The Boy, the King, and the Trenches of Fire
Faith Over Everything Else
TL;DR
A boy learned about faith from a priest and started healing people through Bismillah. The king couldn't kill him no matter what. The boy told people "say Bismillah and shoot" and they shot the king instead. The whole town became believers, so the king burned them all in trenches. Martyrdom > submission to evil.
The Boy Had Real Faith
There was this boy living under a king who was mad disrespectful to Allah. The boy was blessed with wisdom and ended up with a priest who taught him about true faith. Eventually, the boy got so connected spiritually that he could heal people through the name of Allah. He's healing the blind, healing the sick, and people are starting to wake up to the reality that there's something more powerful than the king's authority. The king noticed what was happening and got heated. He was like "nah, I can't let this energy spread."
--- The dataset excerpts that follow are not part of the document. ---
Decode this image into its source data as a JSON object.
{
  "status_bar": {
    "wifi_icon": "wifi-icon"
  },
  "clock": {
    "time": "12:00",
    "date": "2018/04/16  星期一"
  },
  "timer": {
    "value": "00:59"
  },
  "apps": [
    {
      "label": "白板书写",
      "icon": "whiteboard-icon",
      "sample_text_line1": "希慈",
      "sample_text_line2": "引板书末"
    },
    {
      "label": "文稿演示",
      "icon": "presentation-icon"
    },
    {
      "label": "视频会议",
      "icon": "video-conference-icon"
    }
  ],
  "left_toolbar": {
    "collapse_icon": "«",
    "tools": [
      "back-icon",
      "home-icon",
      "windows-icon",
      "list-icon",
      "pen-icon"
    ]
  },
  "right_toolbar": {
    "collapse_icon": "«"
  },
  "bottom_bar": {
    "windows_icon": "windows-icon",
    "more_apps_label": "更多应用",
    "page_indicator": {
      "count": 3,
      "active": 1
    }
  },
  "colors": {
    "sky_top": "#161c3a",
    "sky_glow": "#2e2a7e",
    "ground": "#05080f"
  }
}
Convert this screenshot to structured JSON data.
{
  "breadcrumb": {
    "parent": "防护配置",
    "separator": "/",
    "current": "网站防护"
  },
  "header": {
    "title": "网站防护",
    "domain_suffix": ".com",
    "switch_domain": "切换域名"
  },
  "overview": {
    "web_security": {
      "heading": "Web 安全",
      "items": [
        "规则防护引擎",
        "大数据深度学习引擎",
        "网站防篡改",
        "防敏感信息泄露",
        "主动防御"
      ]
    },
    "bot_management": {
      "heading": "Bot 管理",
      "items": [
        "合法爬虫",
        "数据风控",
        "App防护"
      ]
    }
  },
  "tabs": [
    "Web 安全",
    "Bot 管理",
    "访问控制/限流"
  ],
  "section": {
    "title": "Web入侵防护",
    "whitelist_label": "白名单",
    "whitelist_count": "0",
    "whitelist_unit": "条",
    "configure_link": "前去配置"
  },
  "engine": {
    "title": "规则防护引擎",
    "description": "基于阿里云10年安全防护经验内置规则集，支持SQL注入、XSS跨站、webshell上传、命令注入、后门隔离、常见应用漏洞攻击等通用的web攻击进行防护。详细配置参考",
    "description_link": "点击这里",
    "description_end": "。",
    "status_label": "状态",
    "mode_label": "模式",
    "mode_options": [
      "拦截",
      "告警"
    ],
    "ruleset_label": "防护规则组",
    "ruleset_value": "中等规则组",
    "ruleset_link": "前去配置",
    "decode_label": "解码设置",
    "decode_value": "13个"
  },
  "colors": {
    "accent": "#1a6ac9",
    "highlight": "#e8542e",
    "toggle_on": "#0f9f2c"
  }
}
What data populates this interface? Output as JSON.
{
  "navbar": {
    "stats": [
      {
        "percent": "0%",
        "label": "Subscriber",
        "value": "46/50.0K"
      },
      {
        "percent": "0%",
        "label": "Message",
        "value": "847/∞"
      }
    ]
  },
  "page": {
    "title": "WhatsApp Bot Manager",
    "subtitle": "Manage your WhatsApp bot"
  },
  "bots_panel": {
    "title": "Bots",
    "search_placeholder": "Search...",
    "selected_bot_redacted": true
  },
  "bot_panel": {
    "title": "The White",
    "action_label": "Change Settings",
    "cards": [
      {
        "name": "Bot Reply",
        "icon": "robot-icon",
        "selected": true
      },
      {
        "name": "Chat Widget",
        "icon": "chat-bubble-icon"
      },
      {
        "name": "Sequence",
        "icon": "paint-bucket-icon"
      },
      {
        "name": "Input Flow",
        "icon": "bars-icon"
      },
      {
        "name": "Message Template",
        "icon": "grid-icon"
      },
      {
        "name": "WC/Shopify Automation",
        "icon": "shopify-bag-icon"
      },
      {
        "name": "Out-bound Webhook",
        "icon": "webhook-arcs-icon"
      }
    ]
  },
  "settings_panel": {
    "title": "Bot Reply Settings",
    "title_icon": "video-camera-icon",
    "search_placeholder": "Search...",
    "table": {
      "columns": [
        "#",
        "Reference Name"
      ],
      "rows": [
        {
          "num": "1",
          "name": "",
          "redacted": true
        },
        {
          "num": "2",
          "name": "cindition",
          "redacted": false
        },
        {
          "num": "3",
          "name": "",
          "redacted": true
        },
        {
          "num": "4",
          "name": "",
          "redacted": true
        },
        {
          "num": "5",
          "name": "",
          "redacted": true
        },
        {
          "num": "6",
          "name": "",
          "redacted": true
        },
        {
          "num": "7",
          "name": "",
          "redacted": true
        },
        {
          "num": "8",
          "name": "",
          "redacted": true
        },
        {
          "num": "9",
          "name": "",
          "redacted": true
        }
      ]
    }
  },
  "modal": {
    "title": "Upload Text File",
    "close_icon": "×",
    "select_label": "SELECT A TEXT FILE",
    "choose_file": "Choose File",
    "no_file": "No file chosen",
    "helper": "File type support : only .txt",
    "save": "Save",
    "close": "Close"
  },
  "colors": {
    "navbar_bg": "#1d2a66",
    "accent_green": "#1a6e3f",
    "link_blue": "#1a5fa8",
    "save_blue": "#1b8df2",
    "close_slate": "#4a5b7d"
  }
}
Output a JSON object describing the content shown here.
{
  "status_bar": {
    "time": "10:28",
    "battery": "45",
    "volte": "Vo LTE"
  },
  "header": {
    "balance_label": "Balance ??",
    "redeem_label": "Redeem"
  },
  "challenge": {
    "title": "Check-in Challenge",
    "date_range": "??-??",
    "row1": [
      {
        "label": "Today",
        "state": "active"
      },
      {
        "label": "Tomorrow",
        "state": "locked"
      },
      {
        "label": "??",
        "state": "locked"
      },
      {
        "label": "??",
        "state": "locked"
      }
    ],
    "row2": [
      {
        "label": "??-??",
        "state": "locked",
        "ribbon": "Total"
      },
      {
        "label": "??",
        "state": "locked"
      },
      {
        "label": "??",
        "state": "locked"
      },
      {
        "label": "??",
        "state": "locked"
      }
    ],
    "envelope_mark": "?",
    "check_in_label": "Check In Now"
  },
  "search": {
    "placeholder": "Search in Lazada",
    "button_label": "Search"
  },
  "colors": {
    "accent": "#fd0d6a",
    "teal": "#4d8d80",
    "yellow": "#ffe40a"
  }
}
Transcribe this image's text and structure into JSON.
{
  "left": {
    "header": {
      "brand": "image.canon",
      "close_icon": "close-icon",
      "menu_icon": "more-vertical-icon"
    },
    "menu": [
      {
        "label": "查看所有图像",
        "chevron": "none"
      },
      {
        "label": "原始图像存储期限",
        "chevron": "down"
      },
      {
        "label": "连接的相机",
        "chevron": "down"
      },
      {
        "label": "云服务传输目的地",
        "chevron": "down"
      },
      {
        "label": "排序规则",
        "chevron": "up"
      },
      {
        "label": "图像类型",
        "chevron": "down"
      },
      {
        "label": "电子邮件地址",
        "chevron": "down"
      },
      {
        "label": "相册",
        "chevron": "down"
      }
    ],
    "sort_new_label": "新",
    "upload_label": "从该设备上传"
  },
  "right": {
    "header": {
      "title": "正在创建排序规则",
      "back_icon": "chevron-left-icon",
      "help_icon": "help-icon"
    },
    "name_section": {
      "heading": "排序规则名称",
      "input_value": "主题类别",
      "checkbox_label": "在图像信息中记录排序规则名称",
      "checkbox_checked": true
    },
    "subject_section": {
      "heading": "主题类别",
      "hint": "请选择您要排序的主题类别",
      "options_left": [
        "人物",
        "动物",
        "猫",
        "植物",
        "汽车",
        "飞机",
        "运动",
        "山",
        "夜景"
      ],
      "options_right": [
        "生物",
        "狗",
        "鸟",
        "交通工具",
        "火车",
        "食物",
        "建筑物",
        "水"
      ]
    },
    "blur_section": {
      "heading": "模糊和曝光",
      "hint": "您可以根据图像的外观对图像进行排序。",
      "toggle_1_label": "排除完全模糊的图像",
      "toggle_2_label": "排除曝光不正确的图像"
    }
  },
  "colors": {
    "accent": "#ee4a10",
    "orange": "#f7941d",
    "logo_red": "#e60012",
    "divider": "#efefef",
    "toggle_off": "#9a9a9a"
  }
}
The King Tried Everything and Failed
The king called the boy to try to make him recant, but the boy refused. So the king ordered his execution. They tried everything -- shooting him with arrows, drowning him, the whole nine -- but nothing worked. Every time they tried to kill him, the boy would just say "Bismillah" and whatever the king's people were trying would turn around and hurt them instead. Finally, the boy told them: "You won't be able to kill me unless you say 'Bismillah' first." The king's people tried it, and when they shot the arrow saying Bismillah, it killed the king instead. The whole setup flipped.
The Mass Awakening and the Consequences
Once the king died, the whole town believed. People saw what happened and were like "there's definitely something real about this faith thing." But the successor king wasn't having it. He was even more brutal. He dug trenches, filled them with fire, and started burning everyone who wouldn't turn away from their new faith. Hundreds of people got martyred. But here's the thing -- they chose that over going back to worshipping falsehood. They had seen the truth and nothing was making them unsee it. No threats, no pain, no promises of comfort could make them abandon what they knew to be real. That's the power of true faith, no cap.